Au début du XIXe siècle, quelques mécaniciens, ingénieurs et fabricants de tulle originaires de la région de Nottingham émigrent sur le continent pour fuir une période de trouble économique et social et tenter de faire fortune. Certains s’implantent à Calais, important en fraude métiers à tisser et coton filé. Grâce aux évolutions technologiques – l’adaptation du système Jacquard au métier à tulle et la machine vapeur -, Calais et son modeste faubourg Saint-Pierre vont se transformer en moins d’un siècle en capitale de la dentelle mécanique Leavers.
La dentelle de Calais trouve ses origines en Angleterre. A la fin du XVIIIe siècle, ce pays connait un essor économique extraordinaire, vivant au rythme des inventions technologiques. Dans le domaine textile, la région de Nottingham devient un grand centre de production de tulle mécanique grâce notamment à Lindley, Heathcoat et Leavers qui développent la technologie du métier à tisser le tulle.

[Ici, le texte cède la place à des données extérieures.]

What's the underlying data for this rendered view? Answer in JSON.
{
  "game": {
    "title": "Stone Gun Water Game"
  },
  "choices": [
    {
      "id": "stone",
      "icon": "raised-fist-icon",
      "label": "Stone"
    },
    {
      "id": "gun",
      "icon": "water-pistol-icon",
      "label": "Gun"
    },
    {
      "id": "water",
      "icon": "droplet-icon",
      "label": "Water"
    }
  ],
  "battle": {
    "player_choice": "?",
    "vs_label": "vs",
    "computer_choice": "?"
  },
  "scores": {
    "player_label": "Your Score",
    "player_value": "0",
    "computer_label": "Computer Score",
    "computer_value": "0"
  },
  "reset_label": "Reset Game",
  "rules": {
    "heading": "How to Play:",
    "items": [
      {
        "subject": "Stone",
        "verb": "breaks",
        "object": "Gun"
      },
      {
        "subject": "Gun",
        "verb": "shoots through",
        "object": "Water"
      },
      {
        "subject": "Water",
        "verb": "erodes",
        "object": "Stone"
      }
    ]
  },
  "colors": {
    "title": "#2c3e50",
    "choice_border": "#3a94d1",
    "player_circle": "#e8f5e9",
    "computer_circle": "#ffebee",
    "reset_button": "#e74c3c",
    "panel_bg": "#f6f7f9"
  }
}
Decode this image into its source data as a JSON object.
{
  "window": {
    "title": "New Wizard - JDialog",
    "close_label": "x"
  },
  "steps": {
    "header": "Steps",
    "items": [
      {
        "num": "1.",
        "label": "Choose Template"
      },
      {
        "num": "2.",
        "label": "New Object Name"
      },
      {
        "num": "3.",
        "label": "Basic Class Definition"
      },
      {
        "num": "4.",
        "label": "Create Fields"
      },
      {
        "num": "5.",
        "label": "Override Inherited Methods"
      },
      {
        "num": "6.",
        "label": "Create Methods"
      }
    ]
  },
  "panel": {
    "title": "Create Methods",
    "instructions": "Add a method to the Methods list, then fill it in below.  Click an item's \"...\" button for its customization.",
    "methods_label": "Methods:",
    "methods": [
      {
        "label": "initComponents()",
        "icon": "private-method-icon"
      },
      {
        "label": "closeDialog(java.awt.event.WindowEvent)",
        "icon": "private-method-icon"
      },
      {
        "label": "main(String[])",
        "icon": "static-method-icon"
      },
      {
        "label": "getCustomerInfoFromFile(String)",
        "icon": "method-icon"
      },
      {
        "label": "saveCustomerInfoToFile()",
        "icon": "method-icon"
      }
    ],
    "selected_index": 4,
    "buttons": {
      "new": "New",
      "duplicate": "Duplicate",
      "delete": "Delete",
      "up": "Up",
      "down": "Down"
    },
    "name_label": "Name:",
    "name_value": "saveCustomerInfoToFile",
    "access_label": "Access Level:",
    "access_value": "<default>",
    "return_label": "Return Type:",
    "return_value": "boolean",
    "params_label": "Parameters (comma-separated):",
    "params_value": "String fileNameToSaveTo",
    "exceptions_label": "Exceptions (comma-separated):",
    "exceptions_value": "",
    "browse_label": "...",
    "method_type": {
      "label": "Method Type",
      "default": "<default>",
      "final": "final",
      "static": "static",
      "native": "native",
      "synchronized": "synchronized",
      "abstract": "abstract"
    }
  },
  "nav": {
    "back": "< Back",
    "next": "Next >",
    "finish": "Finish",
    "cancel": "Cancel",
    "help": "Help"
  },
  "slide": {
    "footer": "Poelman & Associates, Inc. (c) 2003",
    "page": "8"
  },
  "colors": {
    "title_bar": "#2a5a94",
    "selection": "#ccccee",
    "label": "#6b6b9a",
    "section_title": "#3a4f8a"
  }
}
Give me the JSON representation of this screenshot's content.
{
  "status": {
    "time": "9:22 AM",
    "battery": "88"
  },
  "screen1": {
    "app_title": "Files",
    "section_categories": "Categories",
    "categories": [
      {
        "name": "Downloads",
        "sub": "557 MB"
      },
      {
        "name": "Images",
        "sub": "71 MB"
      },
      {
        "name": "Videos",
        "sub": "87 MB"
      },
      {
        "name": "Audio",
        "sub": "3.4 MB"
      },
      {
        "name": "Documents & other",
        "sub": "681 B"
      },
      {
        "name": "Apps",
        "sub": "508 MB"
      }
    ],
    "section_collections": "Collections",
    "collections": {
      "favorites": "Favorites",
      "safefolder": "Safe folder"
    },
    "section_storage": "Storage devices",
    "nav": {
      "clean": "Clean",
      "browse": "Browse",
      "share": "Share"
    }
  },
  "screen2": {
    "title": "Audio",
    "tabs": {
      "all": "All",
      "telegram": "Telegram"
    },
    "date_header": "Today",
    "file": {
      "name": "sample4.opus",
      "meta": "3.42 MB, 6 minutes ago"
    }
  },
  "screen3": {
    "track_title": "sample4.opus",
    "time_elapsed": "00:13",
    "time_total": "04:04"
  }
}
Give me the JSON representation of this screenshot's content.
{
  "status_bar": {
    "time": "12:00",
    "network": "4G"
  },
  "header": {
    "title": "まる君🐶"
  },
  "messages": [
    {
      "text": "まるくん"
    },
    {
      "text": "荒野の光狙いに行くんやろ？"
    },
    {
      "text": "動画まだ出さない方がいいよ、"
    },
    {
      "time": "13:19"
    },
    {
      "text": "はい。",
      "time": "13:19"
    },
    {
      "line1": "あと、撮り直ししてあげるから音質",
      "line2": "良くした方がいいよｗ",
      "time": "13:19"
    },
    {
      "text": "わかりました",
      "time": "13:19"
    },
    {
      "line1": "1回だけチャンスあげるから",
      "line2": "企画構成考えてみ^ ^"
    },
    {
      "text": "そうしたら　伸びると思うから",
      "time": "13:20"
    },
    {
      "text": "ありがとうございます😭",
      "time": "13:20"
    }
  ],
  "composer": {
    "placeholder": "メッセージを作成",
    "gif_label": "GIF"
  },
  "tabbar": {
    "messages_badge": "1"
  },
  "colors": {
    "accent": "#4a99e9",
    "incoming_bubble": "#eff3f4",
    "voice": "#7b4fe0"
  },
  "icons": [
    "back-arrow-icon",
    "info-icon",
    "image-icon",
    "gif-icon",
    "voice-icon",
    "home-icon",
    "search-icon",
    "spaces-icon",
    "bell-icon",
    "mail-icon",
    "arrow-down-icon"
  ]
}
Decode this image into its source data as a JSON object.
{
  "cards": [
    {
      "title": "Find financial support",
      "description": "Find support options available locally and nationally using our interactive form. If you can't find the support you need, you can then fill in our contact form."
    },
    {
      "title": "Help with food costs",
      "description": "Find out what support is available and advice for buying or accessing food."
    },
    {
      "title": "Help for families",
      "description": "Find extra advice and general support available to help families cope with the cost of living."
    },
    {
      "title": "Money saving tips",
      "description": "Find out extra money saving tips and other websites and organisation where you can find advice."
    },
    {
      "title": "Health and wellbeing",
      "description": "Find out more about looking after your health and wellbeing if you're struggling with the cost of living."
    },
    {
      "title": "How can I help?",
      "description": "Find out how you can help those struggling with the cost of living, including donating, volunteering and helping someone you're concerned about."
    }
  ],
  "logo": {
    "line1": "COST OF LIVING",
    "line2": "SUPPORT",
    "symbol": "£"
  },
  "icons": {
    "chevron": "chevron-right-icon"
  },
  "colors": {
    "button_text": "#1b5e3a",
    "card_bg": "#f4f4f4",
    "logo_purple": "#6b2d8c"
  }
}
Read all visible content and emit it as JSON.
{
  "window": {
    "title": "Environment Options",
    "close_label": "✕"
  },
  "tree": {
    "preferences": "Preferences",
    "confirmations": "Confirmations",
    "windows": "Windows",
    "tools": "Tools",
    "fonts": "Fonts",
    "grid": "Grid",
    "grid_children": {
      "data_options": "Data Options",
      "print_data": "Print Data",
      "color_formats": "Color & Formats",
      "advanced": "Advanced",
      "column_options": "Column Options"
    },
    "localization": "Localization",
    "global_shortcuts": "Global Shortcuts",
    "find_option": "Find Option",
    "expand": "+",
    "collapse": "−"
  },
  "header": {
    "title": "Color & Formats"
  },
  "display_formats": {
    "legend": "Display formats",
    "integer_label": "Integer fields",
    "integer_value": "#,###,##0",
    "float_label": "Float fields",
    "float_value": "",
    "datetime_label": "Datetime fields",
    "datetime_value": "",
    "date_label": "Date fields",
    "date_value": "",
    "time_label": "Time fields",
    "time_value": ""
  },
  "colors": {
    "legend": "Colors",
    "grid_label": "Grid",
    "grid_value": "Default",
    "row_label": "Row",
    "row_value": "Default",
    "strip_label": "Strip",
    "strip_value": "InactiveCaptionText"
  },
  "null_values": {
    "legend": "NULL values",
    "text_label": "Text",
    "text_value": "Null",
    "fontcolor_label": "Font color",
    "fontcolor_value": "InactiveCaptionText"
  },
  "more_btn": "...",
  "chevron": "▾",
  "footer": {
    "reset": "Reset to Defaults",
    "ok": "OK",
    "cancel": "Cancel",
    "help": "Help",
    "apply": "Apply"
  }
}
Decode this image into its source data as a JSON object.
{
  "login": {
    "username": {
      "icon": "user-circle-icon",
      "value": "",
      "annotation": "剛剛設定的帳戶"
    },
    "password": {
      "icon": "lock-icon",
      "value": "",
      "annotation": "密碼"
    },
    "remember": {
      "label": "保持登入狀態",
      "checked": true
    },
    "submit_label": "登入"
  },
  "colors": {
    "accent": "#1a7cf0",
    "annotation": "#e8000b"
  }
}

Ainsi, au début du XIXe siècle, les Anglais sont les seuls capables de réaliser un tulle en coton à maille hexagonale régulière. Très à la mode en France, ce tissu léger ne peut cependant pas y être commercialisé, sauf par la contrebande ! Les guerres franco-britanniques et surtout les années de blocus et de prohibition vont affaiblir l’industrie anglaise. Le manque de débouchés et le trop grand nombre de fabricants de tulle provoquent déjà une crise de surproduction dès 1813 ; des ouvriers s’organisent en bande pour casser les métiers qu’ils jugent responsables de leur chômage : c’est la “révolte des Luddites”.
Face à cette période de trouble économique et social et au protectionnisme du marché français (loi d’avril 1816), certains fabricants de tulle décident de migrer vers le continent. En quittant l’Angleterre, ils échappent par la même occasion aux redevances d’exploitation des brevets anglais. La délocalisation clandestine de leur outil de production s’effectue essentiellement en direction de Douai, Lille, Saint Quentin et Rouen, villes à forte tradition textile. Mais, la proximité géographique du Calaisis avec l’Angleterre attire aussi les Anglais.
Dès 1816, ils installent des petites unités de production de tulle dans Calais intra-muros. Rapidement, le manque de place et les nuisances sonores du travail nocturne contraignent les fabricants à développer leur activité dans le faubourg maraîcher de Saint-Pierre-lès-Calais. L’adaptation du système Jacquard au métier à tulle et l’arrivée de la machine à vapeur dans les années 1835/40 font passer la production à l’ère dentellière industrielle. En moins d’un demi siècle, Saint-Pierre devient une ville cosmopolite prospère et dépasse en nombre d’habitants Calais, au point que les deux villes fusionnent officiellement en 1885.